Interior of Peachtree Christian Church ~ Atlanta, Georgia

After a Sunday service at Peachtree Christian Church in Midtown Atlanta, an elderly gentleman named Lloyd Grimes came up to me.  He was the father of Wayne Grimes in the article.  He asked, “You are Indian aren’t you?”   That’s not the type of question that one normally gets after a church service in Atlanta. I responded, “Yes, how did you know?”

He responded, “Because you look like one, but you are not Cherokee. What are you, Seminole . . . Creek? “ I answered, “Creek and Uchee.”

Lloyd told me the AJC was planning an article about the American Indian descendants in Georgia, who were rediscovering their ancestry.  All the people interviewed so far had claimed to be Cherokee.  He wanted to know, if I would be willing to be interviewed and photographed by an AJC reporter.  I said yes.

The AJC news team came to the office where I worked on Peachtree Street.  They were super-impressed by the fact that I had just prepared the first Comprehensive Plans for Auburn, Opelika, Sylacauga, and Lee County in Alabama.  I had just begun the preparation of Charleston, SC first comprehensive plan.
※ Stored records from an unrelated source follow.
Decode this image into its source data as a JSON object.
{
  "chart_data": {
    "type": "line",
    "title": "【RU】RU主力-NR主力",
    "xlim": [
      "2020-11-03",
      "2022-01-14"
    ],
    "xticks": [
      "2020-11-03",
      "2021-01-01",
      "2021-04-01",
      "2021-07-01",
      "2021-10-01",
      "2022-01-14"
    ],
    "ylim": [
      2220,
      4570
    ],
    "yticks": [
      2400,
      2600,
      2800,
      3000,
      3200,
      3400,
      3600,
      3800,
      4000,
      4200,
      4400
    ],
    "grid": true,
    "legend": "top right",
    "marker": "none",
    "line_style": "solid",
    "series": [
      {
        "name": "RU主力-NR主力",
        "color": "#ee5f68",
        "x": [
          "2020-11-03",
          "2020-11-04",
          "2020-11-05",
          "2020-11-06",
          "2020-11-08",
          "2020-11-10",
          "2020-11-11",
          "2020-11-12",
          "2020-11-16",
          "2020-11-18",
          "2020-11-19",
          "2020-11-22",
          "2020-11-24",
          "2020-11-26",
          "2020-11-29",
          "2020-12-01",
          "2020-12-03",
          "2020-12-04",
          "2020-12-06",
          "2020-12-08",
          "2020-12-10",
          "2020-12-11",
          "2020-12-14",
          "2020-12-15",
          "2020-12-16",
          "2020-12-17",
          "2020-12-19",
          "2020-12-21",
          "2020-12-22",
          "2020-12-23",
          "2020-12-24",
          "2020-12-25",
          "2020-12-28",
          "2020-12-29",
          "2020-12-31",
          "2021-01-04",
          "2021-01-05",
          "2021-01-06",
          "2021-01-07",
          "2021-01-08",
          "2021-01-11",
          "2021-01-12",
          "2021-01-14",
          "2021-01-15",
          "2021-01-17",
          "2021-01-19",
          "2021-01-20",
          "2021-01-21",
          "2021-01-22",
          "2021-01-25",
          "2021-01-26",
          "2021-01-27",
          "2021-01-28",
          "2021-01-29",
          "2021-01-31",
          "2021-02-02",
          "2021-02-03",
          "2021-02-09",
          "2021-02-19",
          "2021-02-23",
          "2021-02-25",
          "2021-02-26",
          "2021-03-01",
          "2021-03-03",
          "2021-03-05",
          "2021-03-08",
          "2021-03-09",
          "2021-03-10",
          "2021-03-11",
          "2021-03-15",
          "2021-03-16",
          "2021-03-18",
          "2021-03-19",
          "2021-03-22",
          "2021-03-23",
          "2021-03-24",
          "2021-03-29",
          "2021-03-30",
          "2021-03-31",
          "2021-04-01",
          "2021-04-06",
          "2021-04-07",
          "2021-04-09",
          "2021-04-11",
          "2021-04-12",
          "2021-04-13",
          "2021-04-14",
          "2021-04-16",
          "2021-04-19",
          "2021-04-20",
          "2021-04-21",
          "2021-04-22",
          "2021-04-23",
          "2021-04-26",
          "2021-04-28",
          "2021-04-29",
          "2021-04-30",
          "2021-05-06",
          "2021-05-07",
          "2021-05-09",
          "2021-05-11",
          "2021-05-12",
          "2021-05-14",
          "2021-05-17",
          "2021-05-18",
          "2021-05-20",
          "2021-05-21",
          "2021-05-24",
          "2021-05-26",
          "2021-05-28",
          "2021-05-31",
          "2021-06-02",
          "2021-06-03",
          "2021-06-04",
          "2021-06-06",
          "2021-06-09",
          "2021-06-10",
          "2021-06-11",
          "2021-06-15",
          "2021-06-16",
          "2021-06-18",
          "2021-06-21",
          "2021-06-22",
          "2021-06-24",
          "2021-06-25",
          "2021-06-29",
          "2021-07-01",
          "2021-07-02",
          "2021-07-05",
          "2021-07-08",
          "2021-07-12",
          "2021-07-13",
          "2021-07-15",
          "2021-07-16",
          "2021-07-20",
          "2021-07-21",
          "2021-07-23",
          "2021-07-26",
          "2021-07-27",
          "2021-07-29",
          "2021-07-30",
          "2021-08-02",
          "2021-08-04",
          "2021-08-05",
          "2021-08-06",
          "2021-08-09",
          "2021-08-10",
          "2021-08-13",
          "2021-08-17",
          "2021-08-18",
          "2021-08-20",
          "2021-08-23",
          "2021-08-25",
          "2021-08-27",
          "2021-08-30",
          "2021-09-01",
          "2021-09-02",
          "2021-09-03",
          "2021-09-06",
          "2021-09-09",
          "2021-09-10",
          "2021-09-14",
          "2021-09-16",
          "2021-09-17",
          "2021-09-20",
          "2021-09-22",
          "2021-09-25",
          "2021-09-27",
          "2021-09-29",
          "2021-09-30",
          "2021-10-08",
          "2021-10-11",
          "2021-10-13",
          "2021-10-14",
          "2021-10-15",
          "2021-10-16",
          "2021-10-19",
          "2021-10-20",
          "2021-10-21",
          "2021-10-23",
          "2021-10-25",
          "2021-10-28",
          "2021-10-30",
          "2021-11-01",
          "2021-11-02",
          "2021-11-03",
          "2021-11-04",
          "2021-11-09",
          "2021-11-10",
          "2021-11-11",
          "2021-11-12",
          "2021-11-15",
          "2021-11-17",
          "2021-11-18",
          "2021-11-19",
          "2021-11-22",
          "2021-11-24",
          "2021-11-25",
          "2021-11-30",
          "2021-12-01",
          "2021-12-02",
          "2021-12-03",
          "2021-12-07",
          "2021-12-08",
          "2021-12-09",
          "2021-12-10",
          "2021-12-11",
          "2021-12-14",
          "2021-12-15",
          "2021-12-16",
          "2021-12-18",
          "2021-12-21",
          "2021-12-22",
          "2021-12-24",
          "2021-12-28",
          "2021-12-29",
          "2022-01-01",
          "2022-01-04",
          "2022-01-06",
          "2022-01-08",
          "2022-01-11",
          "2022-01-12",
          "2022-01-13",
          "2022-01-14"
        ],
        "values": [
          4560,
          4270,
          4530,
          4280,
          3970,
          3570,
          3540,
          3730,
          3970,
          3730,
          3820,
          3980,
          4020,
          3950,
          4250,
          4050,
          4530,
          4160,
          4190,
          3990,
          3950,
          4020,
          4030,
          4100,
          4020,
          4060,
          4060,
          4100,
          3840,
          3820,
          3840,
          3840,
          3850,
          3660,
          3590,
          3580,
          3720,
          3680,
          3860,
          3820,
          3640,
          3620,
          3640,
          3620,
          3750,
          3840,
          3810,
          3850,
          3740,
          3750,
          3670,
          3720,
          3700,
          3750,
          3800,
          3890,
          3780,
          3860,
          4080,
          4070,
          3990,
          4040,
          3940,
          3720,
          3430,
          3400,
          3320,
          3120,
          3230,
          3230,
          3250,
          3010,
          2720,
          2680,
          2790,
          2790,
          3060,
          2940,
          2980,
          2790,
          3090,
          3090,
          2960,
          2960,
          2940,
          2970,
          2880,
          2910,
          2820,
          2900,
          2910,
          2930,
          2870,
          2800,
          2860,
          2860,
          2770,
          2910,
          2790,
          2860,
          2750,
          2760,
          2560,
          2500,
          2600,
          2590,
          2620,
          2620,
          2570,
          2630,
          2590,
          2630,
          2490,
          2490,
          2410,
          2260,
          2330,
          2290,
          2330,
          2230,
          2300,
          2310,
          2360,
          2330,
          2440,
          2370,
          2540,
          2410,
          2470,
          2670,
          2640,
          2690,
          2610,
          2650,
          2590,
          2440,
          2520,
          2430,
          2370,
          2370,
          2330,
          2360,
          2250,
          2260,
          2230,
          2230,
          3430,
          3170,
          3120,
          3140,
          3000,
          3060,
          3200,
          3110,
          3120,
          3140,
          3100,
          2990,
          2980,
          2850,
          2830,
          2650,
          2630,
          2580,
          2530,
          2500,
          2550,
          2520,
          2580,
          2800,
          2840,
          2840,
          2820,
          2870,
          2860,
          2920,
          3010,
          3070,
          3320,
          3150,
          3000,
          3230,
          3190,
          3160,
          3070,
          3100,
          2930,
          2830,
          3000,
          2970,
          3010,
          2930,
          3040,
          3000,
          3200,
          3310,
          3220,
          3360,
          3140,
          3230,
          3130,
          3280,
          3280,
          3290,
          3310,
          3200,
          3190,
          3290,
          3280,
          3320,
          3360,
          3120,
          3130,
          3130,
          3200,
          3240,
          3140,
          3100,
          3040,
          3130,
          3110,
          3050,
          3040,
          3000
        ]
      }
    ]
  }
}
You can see the Opelika Plan in the foreground of the photo.  What was originally intended to be a small “head shot” photo and few words in the article turned out to be several paragraphs and a big photo.

My employer was so impressed that I was an Injun that he sent in a proposal for our firm to do work for the American Indian Housing Council.  Within a couple of months, I was flying around the country as a land planning consultant for federally recognized Indian tribes.  However, by the end of the year,  Asheville, NC offered me job that would be the equivalent  today of $185,000 a year . . . directing the revitalization of Downtown Asheville, plus designing the downtown plazas and parks.  Thus, ended my first brief career as an official Injun.   Many, many years would pass before put on that mantle again.

A big thank you

After going through those boxes, long maintained by my mother, I came to realize how much our current generations owe to the lives of people like those she documented.  So, for this Thanksgiving Day, I would like to thank those who came before me.  Their courage, intellect, talents and enlightened leadership made the world a better place.  We honor you!  

2 Comments

  1. That is a very beautiful Thanksgiving Day post, Richard. Thank you for that. Going through my Mother’s, Grandmother’s boxes. I sometimes think of it as archaeology. It is a lot of work but you do find some amazing and wonderful things. I am grateful to them for not being neat freaks.